Iterwalk

The main workhorse of the Skywalker routine is pswalker.iterwalk(). This handles iteratively aligning a two mirror system on two imagers until the final solution is converged upon.

pswalker.iterwalk.iterwalk(detectors, motors, goals, starts=None, first_steps=1, gradients=None, detector_fields='centroid_x', motor_fields='alpha', tolerances=20, system=None, averages=1, overshoot=0, max_walks=None, timeout=None, recovery_plan=None, filters=None, tol_scaling=None)

Iteratively adjust a system of detectors and motors where each motor primarily affects the reading of a single detector but also affects the other axes parasitically.

This is a Bluesky plan, but it does not have start run or end run decorators so it can be included inside of other plans. It yields a checkpoint message before adjusting the detector positions and before executing a walk substep.
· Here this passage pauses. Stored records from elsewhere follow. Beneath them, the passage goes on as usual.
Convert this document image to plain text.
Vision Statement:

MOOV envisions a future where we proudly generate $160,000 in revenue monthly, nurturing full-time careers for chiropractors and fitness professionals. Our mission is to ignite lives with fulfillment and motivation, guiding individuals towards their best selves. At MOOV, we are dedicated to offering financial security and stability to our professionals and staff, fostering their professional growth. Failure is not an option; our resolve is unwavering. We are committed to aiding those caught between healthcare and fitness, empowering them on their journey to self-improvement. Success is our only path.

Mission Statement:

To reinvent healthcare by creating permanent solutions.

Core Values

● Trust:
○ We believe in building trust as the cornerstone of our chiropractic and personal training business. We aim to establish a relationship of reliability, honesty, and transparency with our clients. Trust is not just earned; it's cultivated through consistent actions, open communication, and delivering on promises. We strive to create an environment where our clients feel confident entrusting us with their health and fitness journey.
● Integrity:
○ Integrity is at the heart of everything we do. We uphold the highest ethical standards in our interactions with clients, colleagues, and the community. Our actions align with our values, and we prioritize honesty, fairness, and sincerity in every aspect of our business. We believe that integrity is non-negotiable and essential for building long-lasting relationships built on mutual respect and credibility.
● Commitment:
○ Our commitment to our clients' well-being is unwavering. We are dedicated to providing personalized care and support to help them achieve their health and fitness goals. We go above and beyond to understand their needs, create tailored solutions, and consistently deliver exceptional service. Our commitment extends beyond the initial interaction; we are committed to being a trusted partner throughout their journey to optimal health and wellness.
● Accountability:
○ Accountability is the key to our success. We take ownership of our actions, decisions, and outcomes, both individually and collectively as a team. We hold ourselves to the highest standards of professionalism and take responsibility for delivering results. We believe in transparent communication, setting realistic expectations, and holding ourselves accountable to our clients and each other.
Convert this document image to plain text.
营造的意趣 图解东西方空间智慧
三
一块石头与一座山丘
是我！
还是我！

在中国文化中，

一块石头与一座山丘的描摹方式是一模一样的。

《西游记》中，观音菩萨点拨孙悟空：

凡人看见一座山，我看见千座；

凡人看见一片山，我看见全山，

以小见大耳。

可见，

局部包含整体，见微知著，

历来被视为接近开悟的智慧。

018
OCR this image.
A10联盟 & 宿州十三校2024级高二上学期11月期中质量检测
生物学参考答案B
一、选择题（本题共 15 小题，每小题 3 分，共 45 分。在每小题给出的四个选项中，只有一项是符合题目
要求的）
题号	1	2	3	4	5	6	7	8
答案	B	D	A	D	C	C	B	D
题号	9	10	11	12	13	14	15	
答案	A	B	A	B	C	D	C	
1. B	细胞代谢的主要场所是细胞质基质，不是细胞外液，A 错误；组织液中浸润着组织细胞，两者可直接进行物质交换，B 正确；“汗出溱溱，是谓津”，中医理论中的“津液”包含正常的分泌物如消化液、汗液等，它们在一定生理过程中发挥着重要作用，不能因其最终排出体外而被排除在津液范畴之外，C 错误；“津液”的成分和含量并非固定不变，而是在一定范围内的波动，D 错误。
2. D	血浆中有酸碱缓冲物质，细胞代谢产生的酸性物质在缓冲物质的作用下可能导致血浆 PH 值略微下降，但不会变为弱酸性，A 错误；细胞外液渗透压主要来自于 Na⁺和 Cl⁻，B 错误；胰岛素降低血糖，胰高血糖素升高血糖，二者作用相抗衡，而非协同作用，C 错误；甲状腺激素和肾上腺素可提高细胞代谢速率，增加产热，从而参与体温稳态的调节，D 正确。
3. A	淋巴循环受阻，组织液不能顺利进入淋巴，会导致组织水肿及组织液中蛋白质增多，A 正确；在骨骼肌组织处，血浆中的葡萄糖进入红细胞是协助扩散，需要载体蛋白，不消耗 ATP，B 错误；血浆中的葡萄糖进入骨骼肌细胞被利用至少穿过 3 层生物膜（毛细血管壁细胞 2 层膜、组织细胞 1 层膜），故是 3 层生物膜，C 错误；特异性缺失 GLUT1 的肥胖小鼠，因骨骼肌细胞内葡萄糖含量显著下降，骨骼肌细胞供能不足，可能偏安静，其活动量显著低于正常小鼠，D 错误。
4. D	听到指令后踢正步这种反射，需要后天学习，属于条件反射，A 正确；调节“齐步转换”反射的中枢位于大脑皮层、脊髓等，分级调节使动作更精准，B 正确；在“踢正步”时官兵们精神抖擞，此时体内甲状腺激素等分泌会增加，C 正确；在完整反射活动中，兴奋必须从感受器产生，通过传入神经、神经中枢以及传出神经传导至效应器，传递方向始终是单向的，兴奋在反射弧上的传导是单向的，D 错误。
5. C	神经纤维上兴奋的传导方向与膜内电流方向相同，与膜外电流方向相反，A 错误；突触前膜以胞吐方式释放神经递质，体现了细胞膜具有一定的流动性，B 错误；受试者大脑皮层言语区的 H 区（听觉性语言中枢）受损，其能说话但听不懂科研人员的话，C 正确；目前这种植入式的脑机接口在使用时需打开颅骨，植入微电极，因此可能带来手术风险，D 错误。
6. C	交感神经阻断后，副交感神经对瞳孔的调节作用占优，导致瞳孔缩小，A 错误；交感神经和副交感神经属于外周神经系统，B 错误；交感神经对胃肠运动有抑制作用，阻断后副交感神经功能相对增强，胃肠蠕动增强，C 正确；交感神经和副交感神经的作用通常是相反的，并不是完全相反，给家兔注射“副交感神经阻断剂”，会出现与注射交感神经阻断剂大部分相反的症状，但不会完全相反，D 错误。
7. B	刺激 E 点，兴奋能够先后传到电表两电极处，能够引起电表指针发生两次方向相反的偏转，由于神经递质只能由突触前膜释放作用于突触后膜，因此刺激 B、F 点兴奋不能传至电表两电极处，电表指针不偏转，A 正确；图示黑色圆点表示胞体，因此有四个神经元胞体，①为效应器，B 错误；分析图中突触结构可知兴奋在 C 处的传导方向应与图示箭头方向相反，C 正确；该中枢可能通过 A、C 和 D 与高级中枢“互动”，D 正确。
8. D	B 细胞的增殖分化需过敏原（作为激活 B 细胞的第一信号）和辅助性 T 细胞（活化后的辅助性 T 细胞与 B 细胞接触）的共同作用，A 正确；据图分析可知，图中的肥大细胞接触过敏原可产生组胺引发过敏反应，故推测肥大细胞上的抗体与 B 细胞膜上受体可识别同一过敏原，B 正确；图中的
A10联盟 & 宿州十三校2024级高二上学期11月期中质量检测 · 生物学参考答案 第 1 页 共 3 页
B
All list arguments that expect one entry per detector must be the same length as the detectors list. If any optional list arguments are provided as single values instead of as iterables, iterwalk will interpret it as “use this value for every detector”.

Parameters:
  • detectors (list of objects) – These are your axes of motion, which must implement both the Bluesky reader interface and the setter interface. The set method must accept the “IN” and “OUT” arguments to move the device in and out. It is assumed that detectors earlier in the list block detectors later in the list.
  • motors (list of objects) – These are your axes of motion, which must implement both the Bluesky reader interface and the setter interface.
  • goals (list of numbers) – These are the scalar readbacks expected from the detectors at the desired positions.
  • starts (list of numbers, optional) – If provided, these are the nominal positions to move the motors to before starting to align.
  • first_steps (list of numbers, optional.) – This is how far the motors will be moved in an initial probe step as we gauge the detector’s response. This argument is ignored if gradients is provided.
  • gradients (list of numbers, optional) – If provided, this is a guess at the ratio between motor move and change in detector readback. This will be used to make a very good first guess at the first step towards the goal pixel. This should be in units of detector/motor
  • detector_fields (list of strings, optional) – For each detector, this is the field we’re walking to.
  • motor_fields (list of strings, optional) – For each motor, this is the field we’re using along with the detector_field to build our linear regression. This should be the readback with nominally the same value as the position field.
  • tolerances (list of numbers, optional) – If our detector readbacks are within these tolerances of the goal positions, we’ll treat the goal as reached.
  • system (list of readable objects, optional) – Other system parameters that we would like to read during the walk.
  • averages (list of numbers, optional) – For each detector, this is the number of shots to average before settling on a reading.
  • overshoot (number, optional) – The percent to overshoot at each goal step. For these parasitic systems, over or undershooting can allow convergence to occur faster. An overshoot of 0 is no overshoot, an overshoot of 0.1 is a 10% overshoot, an overshoot of -0.2 is a 20% undershoot, etc.
  • max_walks (int, optional) – The number of sets of walks to try before giving up on the alignment. E.g. if max_walks is 3, we’ll move each motor/detector pair 3 times in series before giving up.
  • timeout (number, optional) – The maximum time to allow for the alignment before aborting. The timeout is checked after each walk step.
  • recovery_plan (plan, optional) – A backup plan to run when no there is no readback on the detectors. This plan should expect a complete description of the situation in the form of all arguments given to iterwalk, except for recovery_plan. Note that these arguments are listified before being passed to recovery_plan. It will also be passed index, which is the index in all of the list arguments that is currently active. Also note that there is no requirement to use all of the provided arguments. A good practice is to have recovery_plan accept and ignore kwargs while explicitly including desired keywords to use.
  • filters (list of dictionaries) – Each entry in this list should be a valid input to the filters argument in the lower functions, such as walk_to_pixel and measure_average.
  • tol_scaling (list of floats or Nones, optional) – Constants for adaptive tolerances. Nones or omitting this argument reverts to fixed tolerance. For early walks with a starting point far from the goal, tolerance for the walk is set at current_dist/tol_scaling instead of the set tolerance. Scaling ends when calculated tolerance < targeted tolerance.

In practice, we wrap this function to automatically configure a number of the parameters, as well as handle setup of other utilities such as plotting and suspension

pswalker.skywalker.skywalker(detectors, motors, det_fields, mot_fields, goals, first_steps=1, gradients=None, tolerances=20, averages=20, timeout=600, sim=False, use_filters=True, md=None, tol_scaling=None, extra_stage=None)

Iterwalk as a base, with recovery plans, filters, and bonus staging.